Michael: Am Anfang fuhr ich mit meinem Bruder. Mit ihm bin ich erst zum Behindertensport gekommen. Aus zeitlichen Gründen ging das später nicht mehr. Ich hatte aber das Glück, dass ich Florian traf. Er nahm sich die Zeit und stellte sich der Herausforderung.

Für einen Guide ist es viel Aufwand, der dem Spitzensport gleicht. Pro Saison haben wir rund 120 Skitage. Und das ist nur der Winter. Deshalb brauche ich einen Guide, der diese Zeit hat und aufbringen möchte. Für das Zusammenspiel ist es wichtig, dass er einen guten Charakter hat. Er braucht Empathie für die Person hinter sich und muss sportlich genug sein, um vorweg fahren zu können. So jemanden findest du nicht leicht.

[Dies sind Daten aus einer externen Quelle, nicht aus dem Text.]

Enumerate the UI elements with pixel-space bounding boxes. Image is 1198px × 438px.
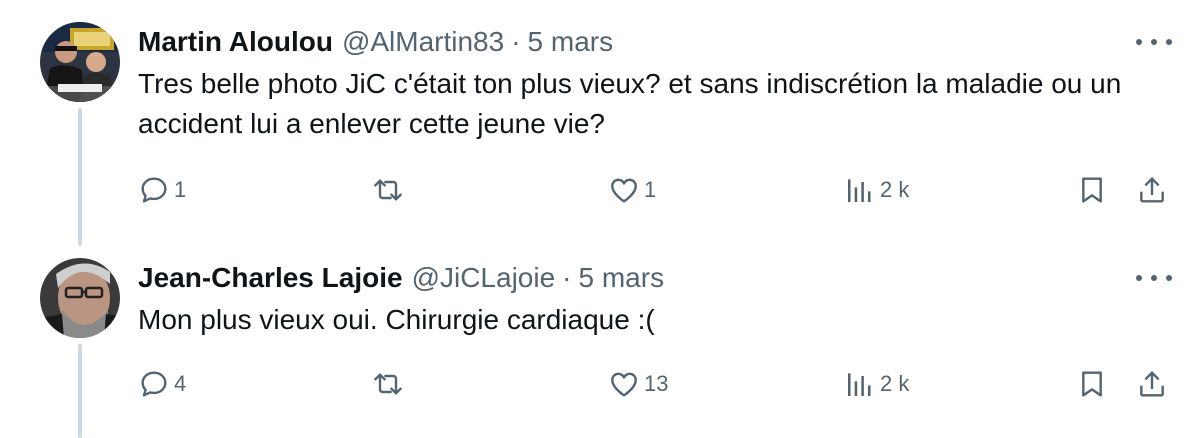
- share-button[interactable]: [1136, 364, 1168, 404]
- views-icon: [848, 179, 871, 202]
- tweet-actions: 1 1 2 k: [0, 170, 1198, 210]
- bookmark-button[interactable]: [1076, 364, 1108, 404]
- like-button[interactable]: 13: [608, 364, 668, 404]
- avatar[interactable]: [40, 22, 120, 102]
- timestamp[interactable]: 5 mars: [579, 262, 665, 294]
- share-icon: [1140, 371, 1164, 397]
- author-handle[interactable]: @AlMartin83: [342, 26, 504, 58]
- more-icon[interactable]: [1136, 30, 1172, 54]
- tweet-header: Martin Aloulou @AlMartin83 · 5 mars: [138, 22, 613, 62]
- bookmark-icon: [1082, 177, 1102, 203]
- reply-icon: [141, 177, 167, 203]
- author-name[interactable]: Jean-Charles Lajoie: [138, 262, 403, 294]
- retweet-button[interactable]: [372, 170, 408, 210]
- tweet-text: Mon plus vieux oui. Chirurgie cardiaque …: [138, 304, 655, 335]
- reply-icon: [141, 371, 167, 397]
- separator-dot: ·: [511, 26, 521, 57]
- reply-count: 4: [174, 371, 187, 396]
- like-button[interactable]: 1: [608, 170, 656, 210]
- timestamp[interactable]: 5 mars: [528, 26, 614, 58]
- bookmark-button[interactable]: [1076, 170, 1108, 210]
- like-count: 1: [644, 177, 657, 202]
- tweet-actions: 4 13 2 k: [0, 364, 1198, 404]
- more-icon[interactable]: [1136, 266, 1172, 290]
- tweet-header: Jean-Charles Lajoie @JiCLajoie · 5 mars: [138, 258, 664, 298]
- avatar[interactable]: [40, 258, 120, 338]
- views-button[interactable]: 2 k: [844, 364, 909, 404]
- views-count: 2 k: [880, 177, 910, 202]
- share-icon: [1140, 177, 1164, 203]
- retweet-icon: [374, 179, 402, 201]
- author-handle[interactable]: @JiCLajoie: [412, 262, 556, 294]
- reply-button[interactable]: 1: [138, 170, 186, 210]
- retweet-icon: [374, 373, 402, 395]
- views-button[interactable]: 2 k: [844, 170, 909, 210]
- like-count: 13: [644, 371, 669, 396]
- views-icon: [848, 373, 871, 396]
- heart-icon: [611, 178, 637, 203]
- reply-tweet[interactable]: Martin Aloulou @AlMartin83 · 5 mars Tres…: [0, 22, 1198, 222]
- views-count: 2 k: [880, 371, 910, 396]
- separator-dot: ·: [562, 262, 572, 293]
- reply-tweet[interactable]: Jean-Charles Lajoie @JiCLajoie · 5 mars …: [0, 258, 1198, 428]
- heart-icon: [611, 372, 637, 397]
- retweet-button[interactable]: [372, 364, 408, 404]
- reply-count: 1: [174, 177, 187, 202]
- bookmark-icon: [1082, 371, 1102, 397]
- author-name[interactable]: Martin Aloulou: [138, 26, 333, 58]
- tweet-text: Tres belle photo JiC c'était ton plus vi…: [138, 68, 1122, 139]
- share-button[interactable]: [1136, 170, 1168, 210]
- reply-button[interactable]: 4: [138, 364, 186, 404]
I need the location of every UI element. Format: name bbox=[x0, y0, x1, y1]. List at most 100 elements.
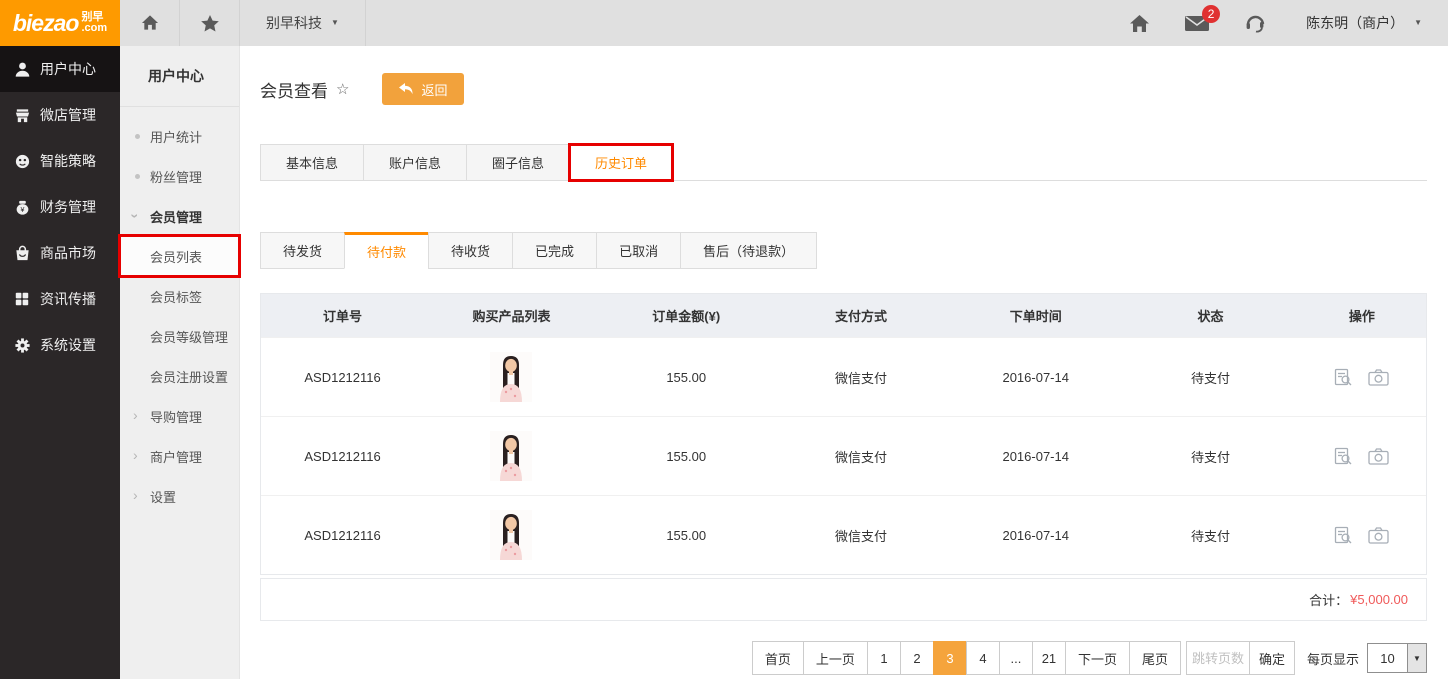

#BeatYesterday.org: Zum Abschluss: Wie erlebst du die Abfahrt und die Geschwindigkeit? Beschreibe uns das Glück, was du beim Ski Alpin empfindest?

Michael: Ich nehme vielleicht nicht das Visuelle, aber dafür all die anderen Einflüsse wahr. Wie die Natur und der Untergrund auf mich wirken. Der Wind pfeift um die Ohren und zerrt an mir, ich muss körperlich dagegen arbeiten. Ich höre die Strecke. Abschüssige Passagen spüre ich besonders am Start. Darüber freue ich mich, weil wir dann schnell ein hohes Tempo aufnehmen. Ich erlebe viel mehr auf einer Abfahrt als andere.